Special features for identification: While a few arguments of a person or company are entered in the search window for a fuzzy search, various elements, such as first and last name, street, house number, postal code and city are entered in a structured manner for the creation or modification of a data record during the duplicate check. Accordingly, special identification options must be mastered. After reduction, around ten percent of hits remain, for which a score indicates the aggregated probability of whether a data record is a duplicate or already represents the correct data record. The higher the score, the more likely it is a duplicate. The evaluation is based on predefined tokens, i.e. certain segments or components that are checked during the search using country-specific knowledge bases and an underlying algorithm.

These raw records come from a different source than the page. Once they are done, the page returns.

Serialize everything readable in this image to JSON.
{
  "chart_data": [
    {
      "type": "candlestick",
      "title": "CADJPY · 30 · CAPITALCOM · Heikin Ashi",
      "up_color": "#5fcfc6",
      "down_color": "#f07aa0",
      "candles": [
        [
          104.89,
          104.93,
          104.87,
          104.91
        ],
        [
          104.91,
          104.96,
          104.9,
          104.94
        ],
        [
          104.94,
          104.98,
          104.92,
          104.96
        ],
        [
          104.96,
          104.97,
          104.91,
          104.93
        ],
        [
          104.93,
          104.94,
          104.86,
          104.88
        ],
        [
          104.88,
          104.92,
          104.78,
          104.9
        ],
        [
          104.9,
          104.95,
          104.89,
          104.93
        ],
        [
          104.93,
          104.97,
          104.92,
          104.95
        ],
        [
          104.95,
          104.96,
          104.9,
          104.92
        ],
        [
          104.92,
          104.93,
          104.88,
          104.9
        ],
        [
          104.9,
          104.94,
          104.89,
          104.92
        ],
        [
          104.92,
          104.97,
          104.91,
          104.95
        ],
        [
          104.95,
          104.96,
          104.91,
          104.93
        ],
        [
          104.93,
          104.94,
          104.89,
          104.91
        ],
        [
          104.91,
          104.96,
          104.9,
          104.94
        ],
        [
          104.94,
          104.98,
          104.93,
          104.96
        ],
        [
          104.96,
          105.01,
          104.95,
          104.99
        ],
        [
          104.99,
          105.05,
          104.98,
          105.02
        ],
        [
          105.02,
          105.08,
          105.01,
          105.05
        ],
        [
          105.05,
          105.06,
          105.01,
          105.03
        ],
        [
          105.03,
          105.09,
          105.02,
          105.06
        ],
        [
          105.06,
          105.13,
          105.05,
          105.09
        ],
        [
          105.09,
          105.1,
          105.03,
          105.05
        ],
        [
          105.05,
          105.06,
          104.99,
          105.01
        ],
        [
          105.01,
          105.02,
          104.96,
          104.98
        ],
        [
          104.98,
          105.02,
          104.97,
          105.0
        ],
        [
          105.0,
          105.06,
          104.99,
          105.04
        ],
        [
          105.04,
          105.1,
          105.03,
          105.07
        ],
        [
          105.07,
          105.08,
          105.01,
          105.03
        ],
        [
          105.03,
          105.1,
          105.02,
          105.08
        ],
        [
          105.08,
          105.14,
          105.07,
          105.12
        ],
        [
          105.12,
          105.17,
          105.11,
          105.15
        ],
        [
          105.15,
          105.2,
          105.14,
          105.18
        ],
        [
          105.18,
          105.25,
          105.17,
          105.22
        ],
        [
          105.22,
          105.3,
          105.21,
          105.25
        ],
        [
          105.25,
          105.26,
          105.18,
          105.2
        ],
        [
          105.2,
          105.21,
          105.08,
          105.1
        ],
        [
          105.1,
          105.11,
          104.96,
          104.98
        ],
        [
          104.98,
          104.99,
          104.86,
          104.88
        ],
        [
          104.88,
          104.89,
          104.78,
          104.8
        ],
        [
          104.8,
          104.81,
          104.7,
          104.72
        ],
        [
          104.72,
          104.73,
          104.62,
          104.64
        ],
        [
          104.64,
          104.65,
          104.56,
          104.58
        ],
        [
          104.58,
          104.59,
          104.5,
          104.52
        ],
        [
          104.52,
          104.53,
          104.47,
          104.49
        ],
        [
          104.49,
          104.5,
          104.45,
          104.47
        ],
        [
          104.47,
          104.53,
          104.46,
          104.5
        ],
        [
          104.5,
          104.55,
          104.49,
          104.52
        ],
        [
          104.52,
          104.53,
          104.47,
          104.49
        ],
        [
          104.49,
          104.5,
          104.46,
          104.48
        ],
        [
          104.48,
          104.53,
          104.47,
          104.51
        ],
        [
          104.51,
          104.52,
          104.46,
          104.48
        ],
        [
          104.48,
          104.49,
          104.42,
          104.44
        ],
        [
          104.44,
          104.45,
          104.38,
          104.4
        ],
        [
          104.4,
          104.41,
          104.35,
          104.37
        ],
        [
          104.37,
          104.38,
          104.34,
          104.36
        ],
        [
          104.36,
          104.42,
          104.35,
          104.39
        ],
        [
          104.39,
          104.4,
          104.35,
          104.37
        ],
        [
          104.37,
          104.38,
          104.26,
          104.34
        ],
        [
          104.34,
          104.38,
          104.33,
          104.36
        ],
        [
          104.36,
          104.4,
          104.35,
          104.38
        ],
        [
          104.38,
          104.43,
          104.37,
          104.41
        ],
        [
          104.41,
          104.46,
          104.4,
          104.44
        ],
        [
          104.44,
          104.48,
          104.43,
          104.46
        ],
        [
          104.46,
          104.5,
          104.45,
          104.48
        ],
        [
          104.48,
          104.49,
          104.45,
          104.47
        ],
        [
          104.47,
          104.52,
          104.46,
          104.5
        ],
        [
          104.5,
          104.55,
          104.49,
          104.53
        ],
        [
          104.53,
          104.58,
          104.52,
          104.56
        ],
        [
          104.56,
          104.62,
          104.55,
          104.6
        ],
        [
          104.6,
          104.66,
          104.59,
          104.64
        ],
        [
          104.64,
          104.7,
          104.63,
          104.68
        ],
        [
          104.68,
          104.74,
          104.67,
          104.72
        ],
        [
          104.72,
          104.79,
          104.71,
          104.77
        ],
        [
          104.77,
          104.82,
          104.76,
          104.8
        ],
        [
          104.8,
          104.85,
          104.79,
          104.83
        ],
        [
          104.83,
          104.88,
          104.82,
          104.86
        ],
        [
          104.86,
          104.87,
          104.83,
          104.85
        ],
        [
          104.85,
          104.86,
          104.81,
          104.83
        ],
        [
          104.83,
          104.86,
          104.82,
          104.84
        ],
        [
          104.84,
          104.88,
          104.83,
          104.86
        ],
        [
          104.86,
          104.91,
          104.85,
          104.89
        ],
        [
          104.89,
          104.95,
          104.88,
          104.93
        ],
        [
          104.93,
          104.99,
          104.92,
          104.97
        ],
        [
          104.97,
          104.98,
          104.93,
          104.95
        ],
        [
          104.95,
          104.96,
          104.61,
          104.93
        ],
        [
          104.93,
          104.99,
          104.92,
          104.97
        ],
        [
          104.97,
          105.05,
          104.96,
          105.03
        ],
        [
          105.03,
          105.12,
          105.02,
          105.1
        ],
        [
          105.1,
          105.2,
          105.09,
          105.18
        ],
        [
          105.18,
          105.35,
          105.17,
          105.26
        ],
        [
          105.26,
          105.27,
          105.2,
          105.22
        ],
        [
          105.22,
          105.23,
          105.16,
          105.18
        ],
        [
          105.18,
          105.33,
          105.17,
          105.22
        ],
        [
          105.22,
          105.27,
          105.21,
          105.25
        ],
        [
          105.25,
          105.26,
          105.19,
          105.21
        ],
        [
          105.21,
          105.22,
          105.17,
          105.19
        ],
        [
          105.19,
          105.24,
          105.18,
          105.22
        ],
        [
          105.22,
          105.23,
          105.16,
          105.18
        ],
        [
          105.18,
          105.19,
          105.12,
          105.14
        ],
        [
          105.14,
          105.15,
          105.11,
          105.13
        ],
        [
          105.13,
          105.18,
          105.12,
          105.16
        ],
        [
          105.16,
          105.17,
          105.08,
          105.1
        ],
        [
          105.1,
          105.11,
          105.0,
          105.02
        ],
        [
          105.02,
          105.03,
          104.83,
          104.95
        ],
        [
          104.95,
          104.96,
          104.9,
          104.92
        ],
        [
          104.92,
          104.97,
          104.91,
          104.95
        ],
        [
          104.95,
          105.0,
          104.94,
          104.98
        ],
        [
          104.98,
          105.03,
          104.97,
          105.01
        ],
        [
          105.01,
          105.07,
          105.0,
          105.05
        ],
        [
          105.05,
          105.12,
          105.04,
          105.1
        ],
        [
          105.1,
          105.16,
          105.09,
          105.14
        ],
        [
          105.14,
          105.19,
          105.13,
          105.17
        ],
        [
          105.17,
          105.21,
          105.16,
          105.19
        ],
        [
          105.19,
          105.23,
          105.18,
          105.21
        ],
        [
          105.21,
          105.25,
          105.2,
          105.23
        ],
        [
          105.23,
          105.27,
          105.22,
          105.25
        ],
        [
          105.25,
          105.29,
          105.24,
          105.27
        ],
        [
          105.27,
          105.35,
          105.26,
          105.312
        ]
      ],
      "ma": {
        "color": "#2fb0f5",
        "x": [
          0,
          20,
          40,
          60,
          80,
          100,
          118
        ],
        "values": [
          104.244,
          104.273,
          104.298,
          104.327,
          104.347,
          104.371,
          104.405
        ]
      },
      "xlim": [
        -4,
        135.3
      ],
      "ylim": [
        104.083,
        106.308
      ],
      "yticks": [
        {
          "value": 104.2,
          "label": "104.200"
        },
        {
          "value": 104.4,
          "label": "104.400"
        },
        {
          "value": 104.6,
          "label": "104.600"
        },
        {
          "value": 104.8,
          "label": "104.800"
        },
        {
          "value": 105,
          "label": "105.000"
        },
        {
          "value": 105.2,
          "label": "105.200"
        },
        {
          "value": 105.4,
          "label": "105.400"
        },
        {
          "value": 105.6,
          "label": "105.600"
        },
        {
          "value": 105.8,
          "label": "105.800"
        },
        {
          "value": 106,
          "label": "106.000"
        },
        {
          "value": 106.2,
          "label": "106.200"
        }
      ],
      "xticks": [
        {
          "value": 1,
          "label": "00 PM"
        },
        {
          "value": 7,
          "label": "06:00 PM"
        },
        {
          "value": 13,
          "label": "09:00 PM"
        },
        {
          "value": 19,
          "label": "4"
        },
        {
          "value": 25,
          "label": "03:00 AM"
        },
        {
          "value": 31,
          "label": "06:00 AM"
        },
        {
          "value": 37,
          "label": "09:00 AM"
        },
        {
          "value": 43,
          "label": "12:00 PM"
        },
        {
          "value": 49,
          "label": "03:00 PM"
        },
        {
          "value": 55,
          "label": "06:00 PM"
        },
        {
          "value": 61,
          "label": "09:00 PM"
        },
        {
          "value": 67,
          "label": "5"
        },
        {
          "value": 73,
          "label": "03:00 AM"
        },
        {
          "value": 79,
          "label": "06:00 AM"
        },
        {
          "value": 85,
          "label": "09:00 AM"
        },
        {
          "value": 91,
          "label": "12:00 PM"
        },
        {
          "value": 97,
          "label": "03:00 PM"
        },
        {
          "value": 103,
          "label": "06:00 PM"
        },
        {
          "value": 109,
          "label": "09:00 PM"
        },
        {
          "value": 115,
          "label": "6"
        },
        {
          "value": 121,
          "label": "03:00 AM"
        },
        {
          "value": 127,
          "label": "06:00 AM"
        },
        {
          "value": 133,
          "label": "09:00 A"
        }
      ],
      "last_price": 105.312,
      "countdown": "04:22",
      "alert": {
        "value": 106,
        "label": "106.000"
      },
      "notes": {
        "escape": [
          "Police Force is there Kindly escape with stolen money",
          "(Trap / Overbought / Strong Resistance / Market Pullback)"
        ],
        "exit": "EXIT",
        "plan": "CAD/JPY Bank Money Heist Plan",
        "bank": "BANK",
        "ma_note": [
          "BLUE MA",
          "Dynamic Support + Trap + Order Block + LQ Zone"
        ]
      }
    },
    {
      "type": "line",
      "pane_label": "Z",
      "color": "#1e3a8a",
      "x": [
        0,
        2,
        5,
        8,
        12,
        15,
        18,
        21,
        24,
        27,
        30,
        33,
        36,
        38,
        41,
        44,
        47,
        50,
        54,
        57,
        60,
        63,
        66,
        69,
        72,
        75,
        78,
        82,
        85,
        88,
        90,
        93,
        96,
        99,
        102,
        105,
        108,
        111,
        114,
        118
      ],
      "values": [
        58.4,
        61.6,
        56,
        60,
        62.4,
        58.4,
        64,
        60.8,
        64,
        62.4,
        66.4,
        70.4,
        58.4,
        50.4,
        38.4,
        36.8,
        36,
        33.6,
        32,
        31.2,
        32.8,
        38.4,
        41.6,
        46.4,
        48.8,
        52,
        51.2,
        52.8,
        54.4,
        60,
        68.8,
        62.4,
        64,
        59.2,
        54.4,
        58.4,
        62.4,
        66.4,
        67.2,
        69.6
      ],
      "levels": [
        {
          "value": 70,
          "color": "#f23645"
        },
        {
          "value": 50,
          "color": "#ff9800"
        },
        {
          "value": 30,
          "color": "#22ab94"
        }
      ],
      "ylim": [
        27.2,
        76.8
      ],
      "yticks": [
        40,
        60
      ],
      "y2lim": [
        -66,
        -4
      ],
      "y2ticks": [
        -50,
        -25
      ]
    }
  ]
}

The tokens can be viewed by the user, so the evaluation is transparent. In expert mode, users can see which tokens have been rated and how. This explains the classification of the relevance of a data set and helps employees to identify the correct, relevant data set. It is therefore advisable to rely on additional technology besides Hana Fuzzy Search, which narrows down the list of results to such an extent that business partners can be correctly identified in a time-saving and efficient manner. The rule is: relevance before quantity. This helps companies enormously in preventing new duplicates or multiple data records from arising in the first place.
Above all, the half of companies mentioned at the beginning, which work in parallel on different versions of SAP, run the risk of carrying duplicates as proverbial ballast in their data stock. They should therefore perform a duplicate check and overall data quality assurance before the complete changeover. And during subsequent operation, they should also keep a close eye on duplicate and multiple data records so that no new duplicates contaminate the system as "false fifties" in the long run.
Search parameters
Synonym search: The names "Steffi" and "Stefanie" are displayed as potentially belonging together.
Overhang search: Double names are also found by entering the single name, for example "Heinz Müller-Schulze" for "Heinz Müller".
Typo: Duplicate recognized despite incorrect entry, for example with "Stehpan" and "Stephan".
Acronym Resolution: Abbreviations are recognized, such as "TK" for "Techniker Krankenkasse".
Zip code equivalency: Zip codes that are geographically close to each other can be evaluated accordingly.